Continueremo, poi, il cammino iniziato al fine di realizzare in modo sempre più concreto e fecondo le comunità pastorali, nel contesto dei vicariati. Non è un cammino semplice, lo sappiamo. Per tanti motivi. Ma è un cammino necessario, per arrivare a una nuova forma di presenza pastorale sul nostro territorio. Questo, e ancora una volta lo sottolineo con convinzione e con forza, non significa una resa di fronte alle difficoltà del tempo presente. Significa, piuttosto, l’appassionata ricerca della via che il Signore ci chiama oggi a percorrere, per essere in sintonia con la Sua volontà, così da poter annunciare il Vangelo con rinnovata gioia e limpida freschezza sempre, dappertutto e a tutti (cfr. Francesco, Esortazione apostolica Evangelii gaudium, 1-13).
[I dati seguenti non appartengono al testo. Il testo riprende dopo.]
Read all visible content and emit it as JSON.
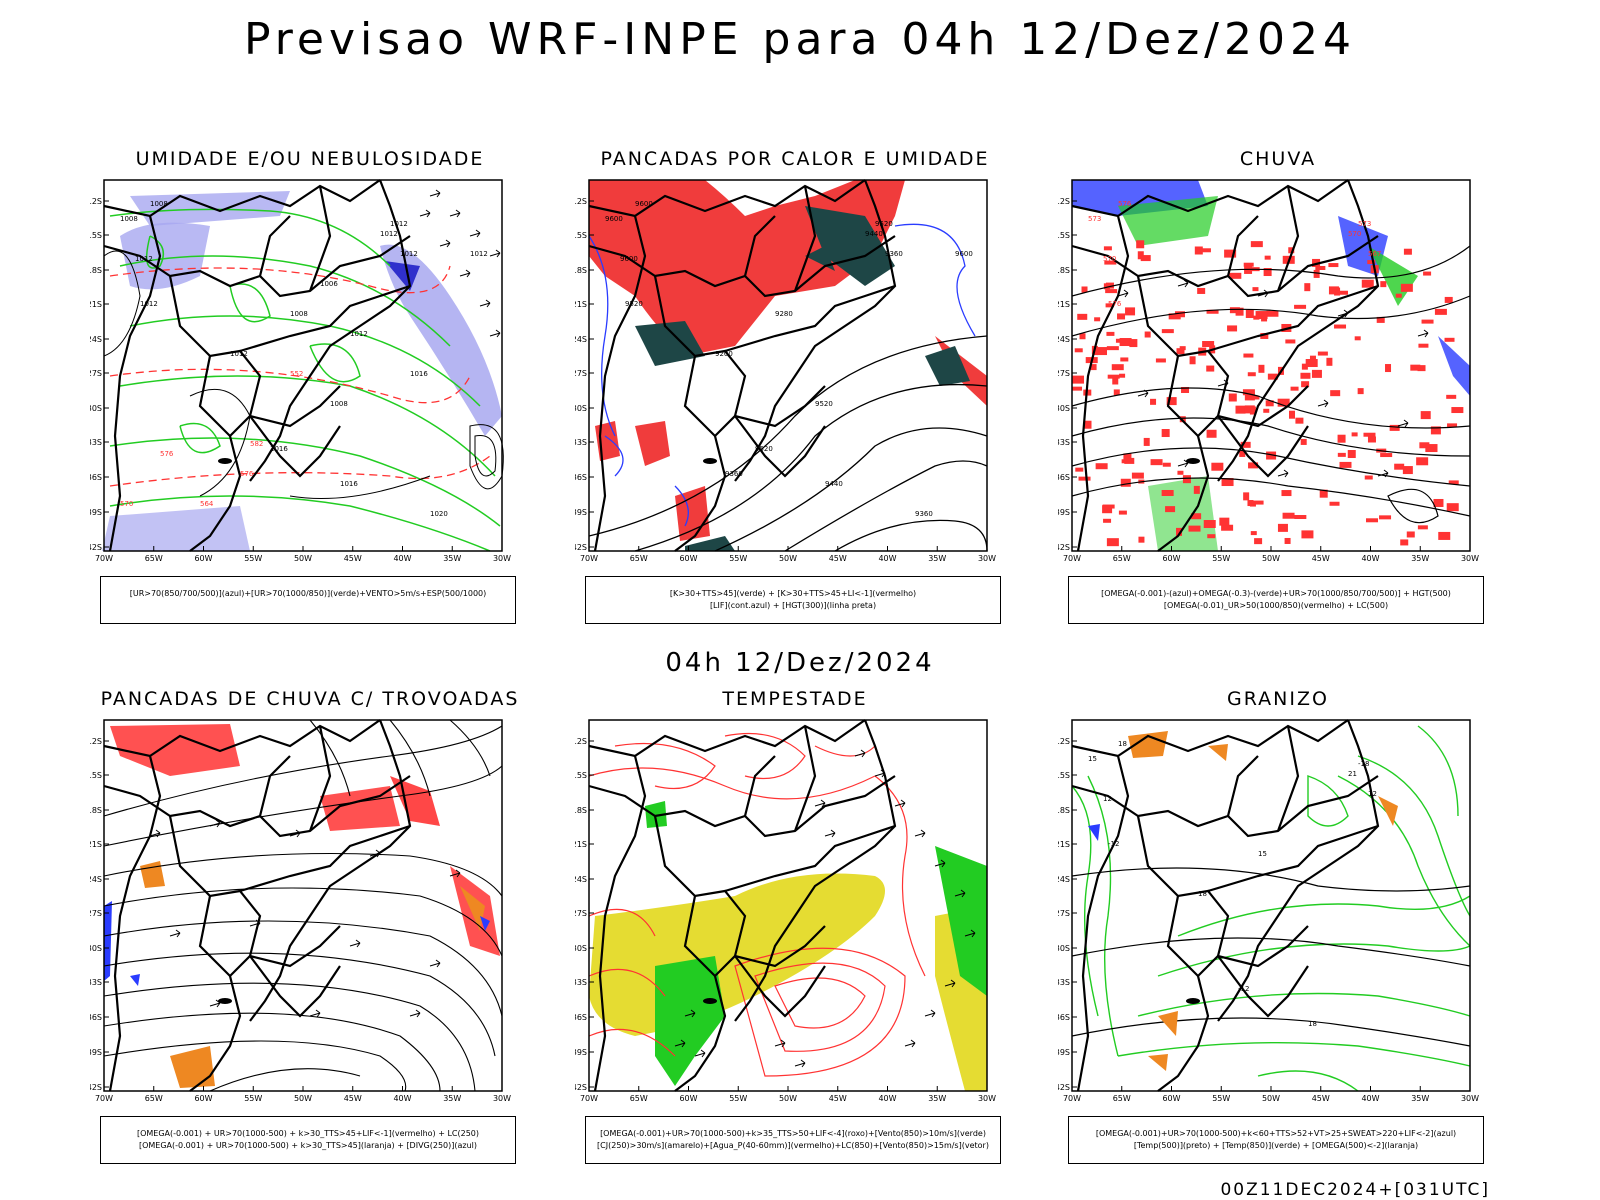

A tal fine sarà necessario che i presbiteri siano sempre più pastori pronti a dare la vita per il loro gregge; che i diaconi siano sempre più il segno della carità di Cristo, nel servizio; che i fedeli laici siano sempre più appassionati nell’animazione delle realtà temporali alla luce del Vangelo; che i consacrati siano sempre più radicali nell’essere richiamo vivente della vita del mondo che verrà. E sarà sempre più necessario che tutti, in profonda comunione e nel segno di una vera corresponsabilità, camminiamo e annunciano con gioia, coraggio e audacia, senza lamentele e inutili nostalgie e tristezze, Colui che è la passione d’amore della nostra vita, il nostro Tutto, Colui del quale nulla è meglio: Lui, l’essenziale, Gesù Cristo
Il nostro cammino diocesano, dunque, anche in queste sue particolari espressioni, lo capiamo bene, vuole custodire l’essenziale che è il Signore Gesù.
A Maria affidiamo la nostra vita e quella della Chiesa in Tortona. Ci affidiamo a Lei, che sempre ci riporta maternamente all’essenziale, prendendoci con tanta dolcezza per mano e accompagnandoci, senza indugio, al Suo Figlio Gesù.